Jean Asselborn: Die Werte der EU kann man nicht einfach ignorieren
Er hat Ecken und Kanten und eine Meinung, mit der er nicht hinter dem Berg hält: Der Luxemburger Sozialdemokrat Jean Asselborn (71) hat sämtliche Krisen seit 2004 als Außenminister hautnah miterlebt und um Lösungen innerhalb der Europäischen Union gerungen. Als größte politische Wunde nennt er das Versagen der Europäer, eine gemeinsame Migrationspolitik zu finden.
Man könne die Grundwerte der EU nicht einfach ignorieren. „Sie ist eine Wertegemeinschaft, keine Interessensgemeinschaft“, sagte er am Mittwoch bei der Präsentation seiner Biografie in Wien.
Demokratie, Meinungs- und Pressefreiheit, Rechtsstaatlichkeit, unabhängige Justiz, die Achtung der Menschenrechte: Die Europäische Union habe Garant dafür zu sein, die Mitgliedsstaaten müssen sich daran halten, betont Asselborn. "Es kann nicht sein, dass wir es ignorieren, wenn es keine Medienfreiheit mehr gibt. Es kann nicht sein, dass wir in eine andere Ecke schauen, wenn die freie Justiz und die Gewaltentrennung nicht mehr funktionieren."
Beschneidung der Demokratie
Im Visier hat Asselborn dabei allen voran Ungarn, dessen Premier Viktor Orban eine "illiberale Demokratie" propagiert. "Das gibt es nicht. Entweder illiberal oder Demokratie. Das ist wie schwanger oder nicht. Ein bisschen schwanger, das gibt es nicht", sagt Asselborn.
Als die Regeln für die EU vereinbart wurden, habe aber niemand daran gedacht, dass die Grundwerte in Gefahr geraten könnten, erklärt er. Deshalb gebe es dafür kein richtiges Instrumentarium, und das Einstimmigkeitsprinzip verschärfe das Problem noch.
Anhand der politischen Biografie Asselborns beschreibt die langjährige KURIER-Journalistin Margaretha Kopeinig diese und viele andere Probleme, in denen die EU heute steckt. Kopeinig zeichnet aber auch ein Bild des Menschen Jean Asselborn, dem Arbeiterkind aus dem luxemburgischen Steinfort, der sich durch sein Jusstudium gebissen hat und der stets ein Ohr für die Nöte und Sorgen seiner Mitmenschen hat und hatte.
Schon seit zehn Jahren ist der Luxemburger dienstältester Außenminister in Europa.
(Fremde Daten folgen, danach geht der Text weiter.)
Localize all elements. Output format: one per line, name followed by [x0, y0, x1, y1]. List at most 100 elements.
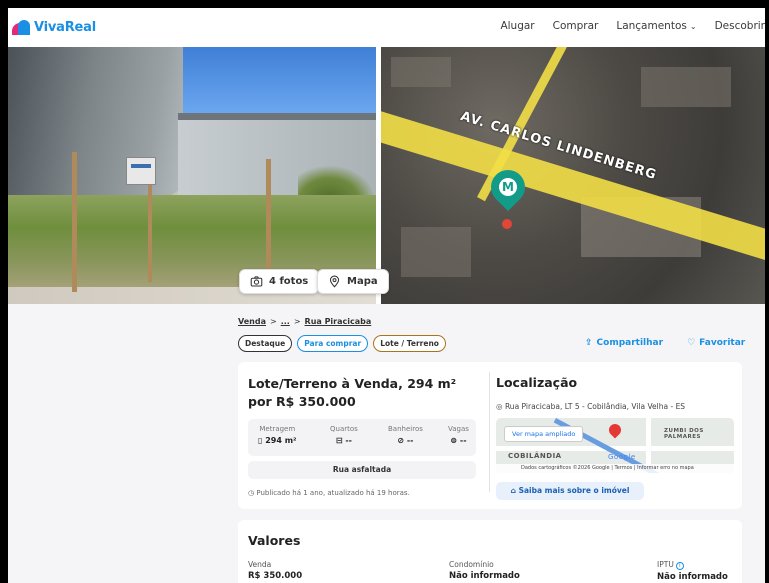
tag-destaque: Destaque: [238, 335, 293, 352]
stat-label: Vagas: [448, 425, 469, 433]
listing-card: Lote/Terreno à Venda, 294 m² por R$ 350.…: [238, 362, 742, 509]
fence-pole: [72, 152, 77, 292]
map-button[interactable]: Mapa: [317, 269, 389, 294]
camera-icon: [250, 276, 263, 287]
stat-value: ⊜ --: [448, 436, 469, 445]
nav-descobrir[interactable]: Descobrir: [715, 20, 765, 32]
tag-lote-terreno: Lote / Terreno: [373, 335, 446, 352]
shower-icon: ⊘: [397, 436, 405, 445]
map-footer[interactable]: Dados cartográficos ©2026 Google | Termo…: [496, 464, 734, 473]
stat-value-text: --: [459, 436, 467, 445]
more-info-button[interactable]: ⌂ Saiba mais sobre o imóvel: [496, 482, 644, 500]
fence-pole: [148, 182, 152, 282]
map-zumbi-label: ZUMBI DOS PALMARES: [664, 428, 704, 440]
stat-value: ⊘ --: [388, 436, 423, 445]
stat-value: ⊟ --: [330, 436, 358, 445]
value-iptu: IPTU i Não informado: [657, 560, 728, 582]
chevron-down-icon: ⌄: [689, 22, 697, 31]
nav-lancamentos[interactable]: Lançamentos ⌄: [616, 20, 696, 32]
top-header: VivaReal Alugar Comprar Lançamentos ⌄ Des…: [8, 8, 765, 47]
published-info: ◷ Publicado há 1 ano, atualizado há 19 h…: [248, 489, 410, 497]
breadcrumb-street[interactable]: Rua Piracicaba: [305, 317, 372, 326]
stat-quartos: Quartos ⊟ --: [330, 425, 358, 445]
location-map[interactable]: Ver mapa ampliado COBILÂNDIA ZUMBI DOS P…: [496, 418, 734, 473]
stat-value-text: 294 m²: [265, 436, 297, 445]
location-dot: [502, 219, 512, 229]
stat-vagas: Vagas ⊜ --: [448, 425, 469, 445]
lot-photo[interactable]: [8, 47, 376, 304]
block: [641, 67, 731, 107]
location-title: Localização: [496, 375, 578, 390]
value-amount: Não informado: [657, 572, 728, 582]
value-label: Venda: [248, 560, 272, 569]
stat-value-text: --: [345, 436, 352, 445]
clock-icon: ◷: [248, 489, 255, 497]
breadcrumb: Venda > ... > Rua Piracicaba: [238, 317, 371, 326]
value-venda: Venda R$ 350.000: [248, 560, 302, 581]
feature-rua-asfaltada: Rua asfaltada: [248, 461, 476, 479]
stat-value: ▯ 294 m²: [258, 436, 297, 445]
logo-text: VivaReal: [34, 20, 96, 35]
favorite-label: Favoritar: [699, 338, 746, 348]
location-pin-icon: [329, 275, 340, 288]
ruler-icon: ▯: [258, 436, 263, 445]
listing-tags: Destaque Para comprar Lote / Terreno: [238, 335, 446, 352]
photos-button[interactable]: 4 fotos: [239, 269, 320, 294]
stat-banheiros: Banheiros ⊘ --: [388, 425, 423, 445]
share-label: Compartilhar: [596, 338, 664, 348]
pin-outline-icon: ◎: [496, 402, 503, 411]
photos-button-label: 4 fotos: [269, 276, 309, 287]
heart-icon: ♡: [687, 338, 696, 348]
map-marker-icon: [606, 421, 624, 439]
logo-mark-icon: [12, 20, 30, 35]
nav-lancamentos-label: Lançamentos: [616, 20, 687, 32]
value-label: Condomínio: [449, 560, 494, 569]
listing-stats: Metragem ▯ 294 m² Quartos ⊟ -- Banheiros…: [248, 419, 476, 456]
block: [401, 227, 471, 277]
vivareal-logo[interactable]: VivaReal: [12, 20, 96, 35]
location-address: ◎ Rua Piracicaba, LT 5 - Cobilândia, Vil…: [496, 402, 685, 411]
map-button-label: Mapa: [347, 276, 378, 287]
breadcrumb-ellipsis[interactable]: ...: [281, 317, 290, 326]
address-text: Rua Piracicaba, LT 5 - Cobilândia, Vila …: [504, 402, 686, 411]
sale-sign: [126, 157, 156, 185]
info-icon[interactable]: i: [675, 562, 684, 570]
pin-letter: M: [499, 178, 517, 196]
favorite-button[interactable]: ♡ Favoritar: [687, 338, 745, 348]
page: VivaReal Alugar Comprar Lançamentos ⌄ Des…: [8, 8, 765, 583]
share-icon: ⇪: [585, 338, 593, 348]
home-icon: ⌂: [510, 486, 516, 495]
more-info-label: Saiba mais sobre o imóvel: [518, 486, 630, 495]
google-logo: Google: [608, 453, 636, 461]
breadcrumb-venda[interactable]: Venda: [238, 317, 266, 326]
nav-alugar[interactable]: Alugar: [500, 20, 534, 32]
breadcrumb-separator: >: [270, 317, 277, 326]
car-icon: ⊜: [450, 436, 458, 445]
breadcrumb-separator: >: [293, 317, 301, 326]
values-title: Valores: [248, 533, 301, 548]
listing-title: Lote/Terreno à Venda, 294 m² por R$ 350.…: [248, 376, 457, 409]
photo-gallery: AV. CARLOS LINDENBERG M 4 fotos Mapa: [8, 47, 765, 304]
warehouse-wall: [8, 47, 183, 197]
value-amount: Não informado: [449, 571, 520, 581]
satellite-photo[interactable]: AV. CARLOS LINDENBERG M: [381, 47, 765, 304]
bed-icon: ⊟: [335, 436, 343, 445]
listing-actions: ⇪ Compartilhar ♡ Favoritar: [585, 338, 745, 348]
card-divider: [489, 372, 490, 492]
value-label: IPTU: [657, 560, 674, 569]
iptu-label-row: IPTU i: [657, 560, 684, 570]
stat-metragem: Metragem ▯ 294 m²: [258, 425, 297, 445]
stat-label: Metragem: [259, 425, 296, 433]
view-larger-map-button[interactable]: Ver mapa ampliado: [504, 426, 584, 442]
stat-label: Banheiros: [388, 425, 423, 433]
value-amount: R$ 350.000: [248, 571, 303, 581]
value-condominio: Condomínio Não informado: [449, 560, 520, 581]
block: [391, 57, 451, 87]
share-button[interactable]: ⇪ Compartilhar: [585, 338, 663, 348]
values-card: Valores Venda R$ 350.000 Condomínio Não …: [238, 520, 742, 583]
stat-label: Quartos: [330, 425, 358, 433]
tag-para-comprar: Para comprar: [297, 335, 369, 352]
main-nav: Alugar Comprar Lançamentos ⌄ Descobrir: [500, 20, 765, 32]
nav-comprar[interactable]: Comprar: [553, 20, 599, 32]
published-text: Publicado há 1 ano, atualizado há 19 hor…: [256, 489, 410, 497]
Bis heute hat er seinen Enthusiasmus nicht verloren. Er ist ein glühender Europäer, der den Glauben an die Europäische Union nicht aufgibt. Auch oder gerade in schwierigen Zeiten, die wir erleben. Die Corona-Krise, davon ist Asselborn überzeugt, wird die EU gut überstehen.
Millionen Arbeitslose verhindern
Für ihn ist klar, dass es angesichts der Mega-Aufgabe Subventionen in großem Stil geben müsse, "wenn wir nicht Millionen über Millionen Arbeitslose etwa in Spanien oder Italien haben wollen". Andernfalls würden diese den Glauben an Europa verlieren, "und dann machen wir das Bett frei für die Salvinis Europas".
Sein Wortgefecht mit dem italienischen Rechtspopulisten Matteo Salvini über die EU-Migrationspolitik gipfelte in einem wütenden "Merde alors!" (Verdammt noch einmal) Asselborns - dem Titel der Biografie, die von Kopeinig akribisch recherchiert wurde und im Czernin Verlag erschienen ist.
Interviews mit Fischer, Steinmeier
Sie lässt aber auch zwei enge Freunde Asselborns zu Wort kommen: den österreichischen Altpräsidenten Heinz Fischer und den deutschen Bundespräsidenten Frank-Walter Steinmeier. In Interviews mit den beiden Sozialdemokraten wird auch die Krise der Sozialdemokratie thematisiert oder notwendige Schritte gegen den Klimawandel.
Aber auch Fotos einer gemeinsamen Wanderung der Ehepaare Asselborn, Fischer und Steinmeier sind im Buch zu finden. Kopeinig ist eine gute Mischung aus dem Leben Asselborns und dem politischen Zeitgeschehen gelungen.